店員さん?アイムふぉげっと
今日は日曜。
朝食を食べ終えた俺はひとまずソファに体を預けてテレビを見ている。ちなみに美紅はパソコンをいじっている、多分俺の話をまとめてんじゃないのかな?知らんけど。
「ヤジロウ」
不意に後ろから呼び声、俺は目線をテレビに向けたまま、
「何だい」
「店員さんはどうしたのだやー?」
思考が働くまで少々のタイムラグ。
「……そういえば店員さんどうなったんだ?」
「知らんのかー?」
今の今まで忘れてた、あの時 俺は店員さんとメメナを捜しに行く用だったんだ。
でも俺の機転の良さで呆気なくメメナ確保、そして成り行きで店員さんに何も言わずに退散。ってかそれどころじゃなくて店員さんの事をすっかり忘れていた。
あの後どうしたんだろう?何も言わなかったからやっぱり一人で捜しに出たのかな?もしそうだとしたら何か悪い事したな。今度謝りにいかんとな——
「——ってか何で美紅はその事知ってんだよ、俺その事話してないんだけど」
「……んー?そんなのは気にするべからずなのさヤジロウよー、シャキッとせんかー シャキッと」
何かごまかされた感があるが……まぁいいか。
「シャキッとしてねー、お前に言われたかないっすよ」
言っておくけど、美紅は変わらずピンクのパジャマ、そしてボサボサヘアー
「私はいつでもメガシャキなのやよー」
いつもの声でそう言うと、美紅は俺の隣に疲労困憊そうに、ゆったりダラーっと座る。
その姿は本当にヤル気のなさを演出している。
「それでメガシャキって最大値低すぎだろ」
「それが、私のアイデンティティー」
「心配になってくるわ、お前の未来が」
「安心せいヤジロウよー、私にはまだ五段階進化が残っているのだよーミクダヨー」
「進化したら余計ダメになりそうだ」
「進化してダメになるとか…失笑を禁じ得ない、うぷぷ〜」
「失笑ってかバカにしてるだろ」
どっかのモノクマみたいに笑う美紅、結構成り切ってる所が憎めない。そしてそれが少し微笑ましくも思える。

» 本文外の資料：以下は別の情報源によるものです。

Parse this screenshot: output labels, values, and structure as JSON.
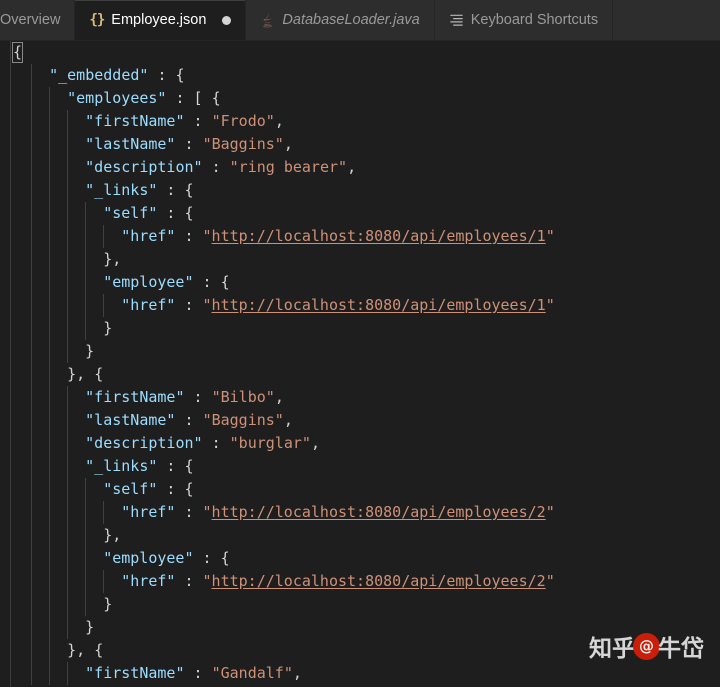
{
  "window": {
    "theme": "dark",
    "background": "#1e1e1e",
    "tabbar_background": "#2d2d2d"
  },
  "tabbar": {
    "tabs": [
      {
        "label": "Overview",
        "icon": "none",
        "active": false,
        "italic": false,
        "dirty": false
      },
      {
        "label": "Employee.json",
        "icon": "json-icon",
        "active": true,
        "italic": false,
        "dirty": true
      },
      {
        "label": "DatabaseLoader.java",
        "icon": "java-icon",
        "active": false,
        "italic": true,
        "dirty": false
      },
      {
        "label": "Keyboard Shortcuts",
        "icon": "list-icon",
        "active": false,
        "italic": false,
        "dirty": false
      }
    ]
  },
  "colors": {
    "key": "#9cdcfe",
    "string": "#ce9178",
    "punctuation": "#d4d4d4",
    "accent": "#d7ba7d",
    "watermark_logo": "#d81e06"
  },
  "editor": {
    "language": "json",
    "filename": "Employee.json",
    "lines": [
      {
        "indent": 0,
        "tokens": [
          {
            "t": "bracket-highlight",
            "v": "{"
          }
        ]
      },
      {
        "indent": 2,
        "tokens": [
          {
            "t": "key",
            "v": "\"_embedded\""
          },
          {
            "t": "p",
            "v": " : "
          },
          {
            "t": "p",
            "v": "{"
          }
        ]
      },
      {
        "indent": 3,
        "tokens": [
          {
            "t": "key",
            "v": "\"employees\""
          },
          {
            "t": "p",
            "v": " : "
          },
          {
            "t": "p",
            "v": "[ {"
          }
        ]
      },
      {
        "indent": 4,
        "tokens": [
          {
            "t": "key",
            "v": "\"firstName\""
          },
          {
            "t": "p",
            "v": " : "
          },
          {
            "t": "s",
            "v": "\"Frodo\""
          },
          {
            "t": "p",
            "v": ","
          }
        ]
      },
      {
        "indent": 4,
        "tokens": [
          {
            "t": "key",
            "v": "\"lastName\""
          },
          {
            "t": "p",
            "v": " : "
          },
          {
            "t": "s",
            "v": "\"Baggins\""
          },
          {
            "t": "p",
            "v": ","
          }
        ]
      },
      {
        "indent": 4,
        "tokens": [
          {
            "t": "key",
            "v": "\"description\""
          },
          {
            "t": "p",
            "v": " : "
          },
          {
            "t": "s",
            "v": "\"ring bearer\""
          },
          {
            "t": "p",
            "v": ","
          }
        ]
      },
      {
        "indent": 4,
        "tokens": [
          {
            "t": "key",
            "v": "\"_links\""
          },
          {
            "t": "p",
            "v": " : "
          },
          {
            "t": "p",
            "v": "{"
          }
        ]
      },
      {
        "indent": 5,
        "tokens": [
          {
            "t": "key",
            "v": "\"self\""
          },
          {
            "t": "p",
            "v": " : "
          },
          {
            "t": "p",
            "v": "{"
          }
        ]
      },
      {
        "indent": 6,
        "tokens": [
          {
            "t": "key",
            "v": "\"href\""
          },
          {
            "t": "p",
            "v": " : "
          },
          {
            "t": "q",
            "v": "\""
          },
          {
            "t": "url",
            "v": "http://localhost:8080/api/employees/1"
          },
          {
            "t": "q",
            "v": "\""
          }
        ]
      },
      {
        "indent": 5,
        "tokens": [
          {
            "t": "p",
            "v": "},"
          }
        ]
      },
      {
        "indent": 5,
        "tokens": [
          {
            "t": "key",
            "v": "\"employee\""
          },
          {
            "t": "p",
            "v": " : "
          },
          {
            "t": "p",
            "v": "{"
          }
        ]
      },
      {
        "indent": 6,
        "tokens": [
          {
            "t": "key",
            "v": "\"href\""
          },
          {
            "t": "p",
            "v": " : "
          },
          {
            "t": "q",
            "v": "\""
          },
          {
            "t": "url",
            "v": "http://localhost:8080/api/employees/1"
          },
          {
            "t": "q",
            "v": "\""
          }
        ]
      },
      {
        "indent": 5,
        "tokens": [
          {
            "t": "p",
            "v": "}"
          }
        ]
      },
      {
        "indent": 4,
        "tokens": [
          {
            "t": "p",
            "v": "}"
          }
        ]
      },
      {
        "indent": 3,
        "tokens": [
          {
            "t": "p",
            "v": "}, {"
          }
        ]
      },
      {
        "indent": 4,
        "tokens": [
          {
            "t": "key",
            "v": "\"firstName\""
          },
          {
            "t": "p",
            "v": " : "
          },
          {
            "t": "s",
            "v": "\"Bilbo\""
          },
          {
            "t": "p",
            "v": ","
          }
        ]
      },
      {
        "indent": 4,
        "tokens": [
          {
            "t": "key",
            "v": "\"lastName\""
          },
          {
            "t": "p",
            "v": " : "
          },
          {
            "t": "s",
            "v": "\"Baggins\""
          },
          {
            "t": "p",
            "v": ","
          }
        ]
      },
      {
        "indent": 4,
        "tokens": [
          {
            "t": "key",
            "v": "\"description\""
          },
          {
            "t": "p",
            "v": " : "
          },
          {
            "t": "s",
            "v": "\"burglar\""
          },
          {
            "t": "p",
            "v": ","
          }
        ]
      },
      {
        "indent": 4,
        "tokens": [
          {
            "t": "key",
            "v": "\"_links\""
          },
          {
            "t": "p",
            "v": " : "
          },
          {
            "t": "p",
            "v": "{"
          }
        ]
      },
      {
        "indent": 5,
        "tokens": [
          {
            "t": "key",
            "v": "\"self\""
          },
          {
            "t": "p",
            "v": " : "
          },
          {
            "t": "p",
            "v": "{"
          }
        ]
      },
      {
        "indent": 6,
        "tokens": [
          {
            "t": "key",
            "v": "\"href\""
          },
          {
            "t": "p",
            "v": " : "
          },
          {
            "t": "q",
            "v": "\""
          },
          {
            "t": "url",
            "v": "http://localhost:8080/api/employees/2"
          },
          {
            "t": "q",
            "v": "\""
          }
        ]
      },
      {
        "indent": 5,
        "tokens": [
          {
            "t": "p",
            "v": "},"
          }
        ]
      },
      {
        "indent": 5,
        "tokens": [
          {
            "t": "key",
            "v": "\"employee\""
          },
          {
            "t": "p",
            "v": " : "
          },
          {
            "t": "p",
            "v": "{"
          }
        ]
      },
      {
        "indent": 6,
        "tokens": [
          {
            "t": "key",
            "v": "\"href\""
          },
          {
            "t": "p",
            "v": " : "
          },
          {
            "t": "q",
            "v": "\""
          },
          {
            "t": "url",
            "v": "http://localhost:8080/api/employees/2"
          },
          {
            "t": "q",
            "v": "\""
          }
        ]
      },
      {
        "indent": 5,
        "tokens": [
          {
            "t": "p",
            "v": "}"
          }
        ]
      },
      {
        "indent": 4,
        "tokens": [
          {
            "t": "p",
            "v": "}"
          }
        ]
      },
      {
        "indent": 3,
        "tokens": [
          {
            "t": "p",
            "v": "}, {"
          }
        ]
      },
      {
        "indent": 4,
        "tokens": [
          {
            "t": "key",
            "v": "\"firstName\""
          },
          {
            "t": "p",
            "v": " : "
          },
          {
            "t": "s",
            "v": "\"Gandalf\""
          },
          {
            "t": "p",
            "v": ","
          }
        ]
      }
    ]
  },
  "watermark": {
    "prefix": "知乎",
    "logo_glyph": "@",
    "suffix": "牛岱"
  }
}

「何なんだろうな、お前ってこうゆー事に対してはヤル気を出すよな」
「そりゃそうに決まって——ばたんきゅー」
「唐突のばたんきゅう⁉ワッツ⁉」
美紅は糸が切れたかの様に俺の膝に倒れ込む、それはもう力尽きたって感じに。
「…ヤル気出したら……クラクラするの忘れてた………」
「え⁉アレだけで⁉」
マジかよ、ヤル気って言ってもアレだけで?どんだけ軟弱な体なんだよ、ここまで来ると病気だな。
美紅はガクガクと震えながら細く弱々しい手を挙げる
「私にとっては……ヤル気とは毒なのだよー 助手くん……ガクッ」
そしてその手は落ち美紅は力尽きた、それはもう最後の力を振り絞り成し遂げた、まさにやり遂げた表情をしていた……まぁ寝てる。

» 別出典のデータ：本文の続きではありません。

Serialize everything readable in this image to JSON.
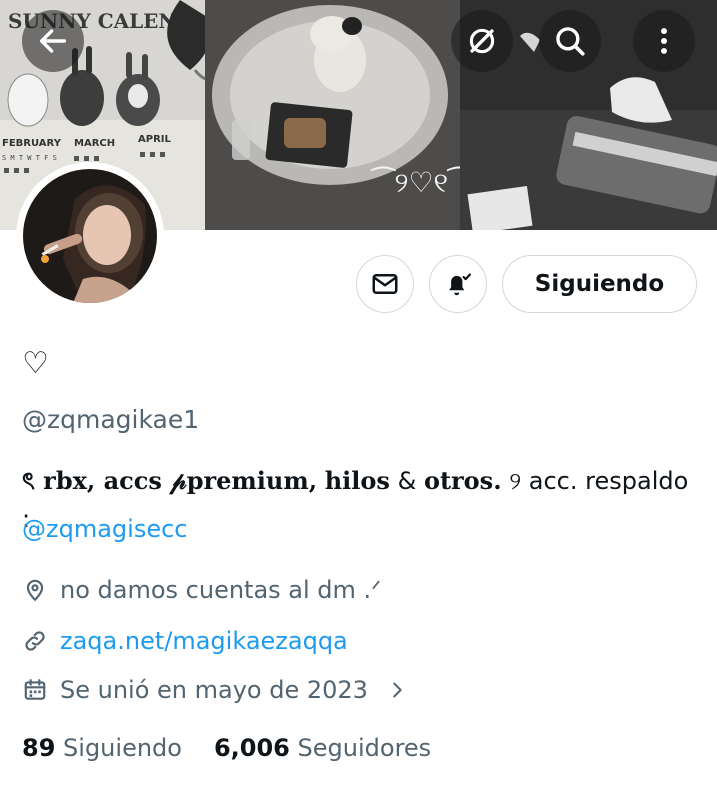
{
  "header": {
    "back_icon": "arrow-left-icon",
    "grok_icon": "slash-circle-icon",
    "search_icon": "search-icon",
    "more_icon": "more-vertical-icon"
  },
  "banner": {
    "calendar_title": "SUNNY CALEN",
    "month_1": "FEBRUARY",
    "month_2": "MARCH",
    "month_3": "APRIL",
    "weekday_row": "S M T W T F S",
    "center_glyph": "⁀୨♡୧⁀"
  },
  "actions": {
    "message_icon": "mail-icon",
    "notify_icon": "bell-check-icon",
    "follow_label": "Siguiendo"
  },
  "profile": {
    "display_name": "♡",
    "handle": "@zqmagikae1",
    "bio_part1": "ৎ rbx, accs",
    "bio_part2": "premium,",
    "bio_part3": "hilos",
    "bio_part4": "&",
    "bio_part5": "otros.",
    "bio_part6": "୨ acc. respaldo :",
    "bio_p": "𝓅",
    "bio_mention": "@zqmagisecc",
    "location": "no damos cuentas al dm .ᐟ",
    "website": "zaqa.net/magikaezaqqa",
    "joined": "Se unió en mayo de 2023",
    "following_count": "89",
    "following_label": "Siguiendo",
    "followers_count": "6,006",
    "followers_label": "Seguidores"
  },
  "colors": {
    "link": "#1d9bf0",
    "secondary_text": "#536471",
    "border": "#cfd9de"
  }
}
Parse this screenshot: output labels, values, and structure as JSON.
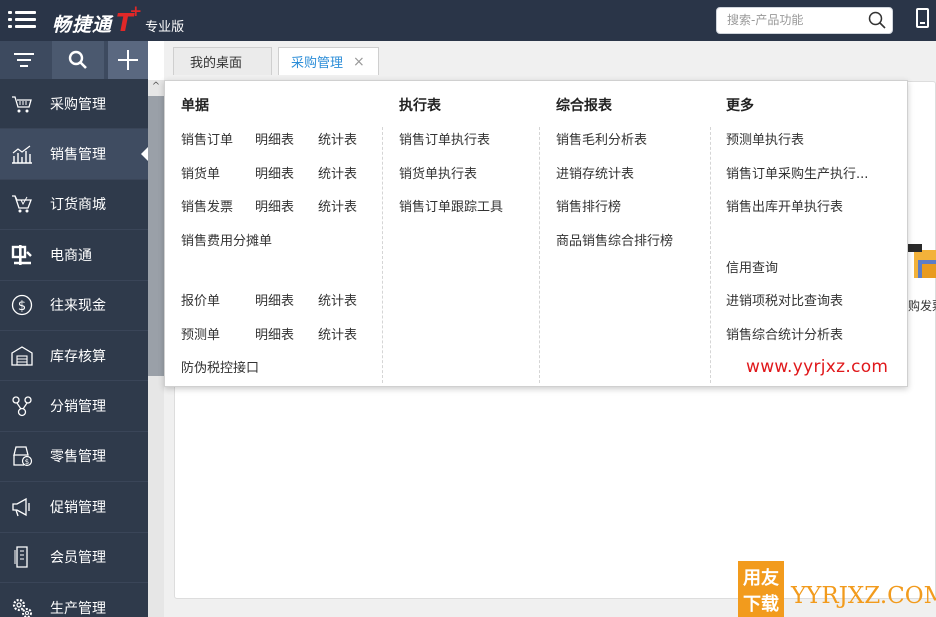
{
  "app": {
    "brand_name": "畅捷通",
    "brand_t": "T",
    "brand_plus": "+",
    "edition": "专业版",
    "search_placeholder": "搜索-产品功能"
  },
  "sidebar": {
    "items": [
      {
        "label": "采购管理",
        "icon": "shopping-basket-icon"
      },
      {
        "label": "销售管理",
        "icon": "sales-chart-icon"
      },
      {
        "label": "订货商城",
        "icon": "shopping-cart-icon"
      },
      {
        "label": "电商通",
        "icon": "ecommerce-icon"
      },
      {
        "label": "往来现金",
        "icon": "cash-icon"
      },
      {
        "label": "库存核算",
        "icon": "warehouse-icon"
      },
      {
        "label": "分销管理",
        "icon": "distribution-icon"
      },
      {
        "label": "零售管理",
        "icon": "retail-icon"
      },
      {
        "label": "促销管理",
        "icon": "megaphone-icon"
      },
      {
        "label": "会员管理",
        "icon": "member-card-icon"
      },
      {
        "label": "生产管理",
        "icon": "gears-icon"
      }
    ],
    "active_index": 1
  },
  "tabs": [
    {
      "label": "我的桌面"
    },
    {
      "label": "采购管理",
      "close": "×"
    }
  ],
  "menu": {
    "col1": {
      "head": "单据",
      "rows": [
        [
          "销售订单",
          "明细表",
          "统计表"
        ],
        [
          "销货单",
          "明细表",
          "统计表"
        ],
        [
          "销售发票",
          "明细表",
          "统计表"
        ],
        [
          "销售费用分摊单"
        ],
        [
          "报价单",
          "明细表",
          "统计表"
        ],
        [
          "预测单",
          "明细表",
          "统计表"
        ],
        [
          "防伪税控接口"
        ]
      ]
    },
    "col2": {
      "head": "执行表",
      "items": [
        "销售订单执行表",
        "销货单执行表",
        "销售订单跟踪工具"
      ]
    },
    "col3": {
      "head": "综合报表",
      "items": [
        "销售毛利分析表",
        "进销存统计表",
        "销售排行榜",
        "商品销售综合排行榜"
      ]
    },
    "col4": {
      "head": "更多",
      "items": [
        "预测单执行表",
        "销售订单采购生产执行...",
        "销售出库开单执行表",
        "信用查询",
        "进销项税对比查询表",
        "销售综合统计分析表"
      ]
    }
  },
  "desktop_partial_label": "购发票",
  "watermark": {
    "url": "www.yyrjxz.com",
    "badge_top": "用友",
    "badge_bottom": "下载",
    "brand": "YYRJXZ.COM"
  },
  "colors": {
    "topbar": "#2a3548",
    "sidebar": "#2f3a4b",
    "accent_blue": "#2d8ed8",
    "brand_red": "#e02828",
    "watermark_red": "#e0181b",
    "watermark_orange": "#f29b1d"
  }
}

俺はちょっと寝かしとくかと良心のもと、美紅をソファに横にさせる。
その間に俺はスタンダップ。
「・・すぅ・・・すぅ・・・」
こうやって寝てれば可愛いんだよな、起きてると内面が露出するからダメだけど。
俺は一気にグーっと伸びをする、ずっと座ってたから体がポキポキする。
あぁ……いい音や〜、そして感覚もいいわ〜。
でもそれが俺の油断だった——
ん?何だ?…ヤバい視界が黒くなって行く、視界が狭くなって行く、頭がクラクラする、フラフラする、これは……まさか…立ちくらみ……?

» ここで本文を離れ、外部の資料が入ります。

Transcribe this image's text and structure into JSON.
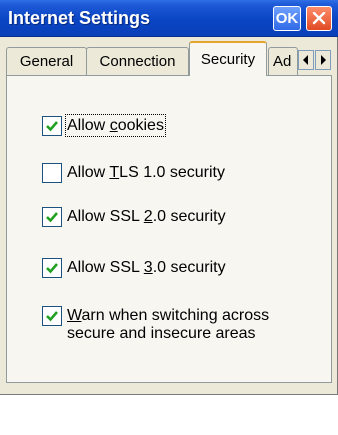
{
  "window": {
    "title": "Internet Settings",
    "ok_label": "OK"
  },
  "tabs": [
    {
      "label": "General",
      "active": false
    },
    {
      "label": "Connection",
      "active": false
    },
    {
      "label": "Security",
      "active": true
    },
    {
      "label": "Ad",
      "active": false
    }
  ],
  "options": [
    {
      "label_pre": "Allow ",
      "mnemonic": "c",
      "label_post": "ookies",
      "checked": true
    },
    {
      "label_pre": "Allow ",
      "mnemonic": "T",
      "label_post": "LS 1.0 security",
      "checked": false
    },
    {
      "label_pre": "Allow SSL ",
      "mnemonic": "2",
      "label_post": ".0 security",
      "checked": true
    },
    {
      "label_pre": "Allow SSL ",
      "mnemonic": "3",
      "label_post": ".0 security",
      "checked": true
    },
    {
      "label_pre": "",
      "mnemonic": "W",
      "label_post": "arn when switching across",
      "label_line2": "secure and insecure areas",
      "checked": true
    }
  ],
  "colors": {
    "title_bar": "#0a45c4",
    "checkmark": "#21a121",
    "active_tab_highlight": "#e6a52e"
  },
  "icons": {
    "close": "close-icon",
    "scroll_left": "arrow-left-icon",
    "scroll_right": "arrow-right-icon",
    "checkmark": "checkmark-icon"
  }
}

俺の残念な体質。立ち上がる前に深呼吸をしないと、かなりの頻度で立ちくらみが生じる。
すっかりスッキリ忘れてた…
そして世界は暗転、俺もばたんきゅうとなった。
そして昼飯時、無事に回復した俺と美紅は飯食ってます。
「ごちそうさま」
昼飯終わり。
特に面白くないんで昼飯の情景は省きました。
そして午後2:00——毎日が始まる。
「行ってきます」
「行ってらっしー」
美紅のいつもの声を聞き俺はドアを押し外へと出ずる。
そこはいつもの住宅街へと出るドア、でも今は違う。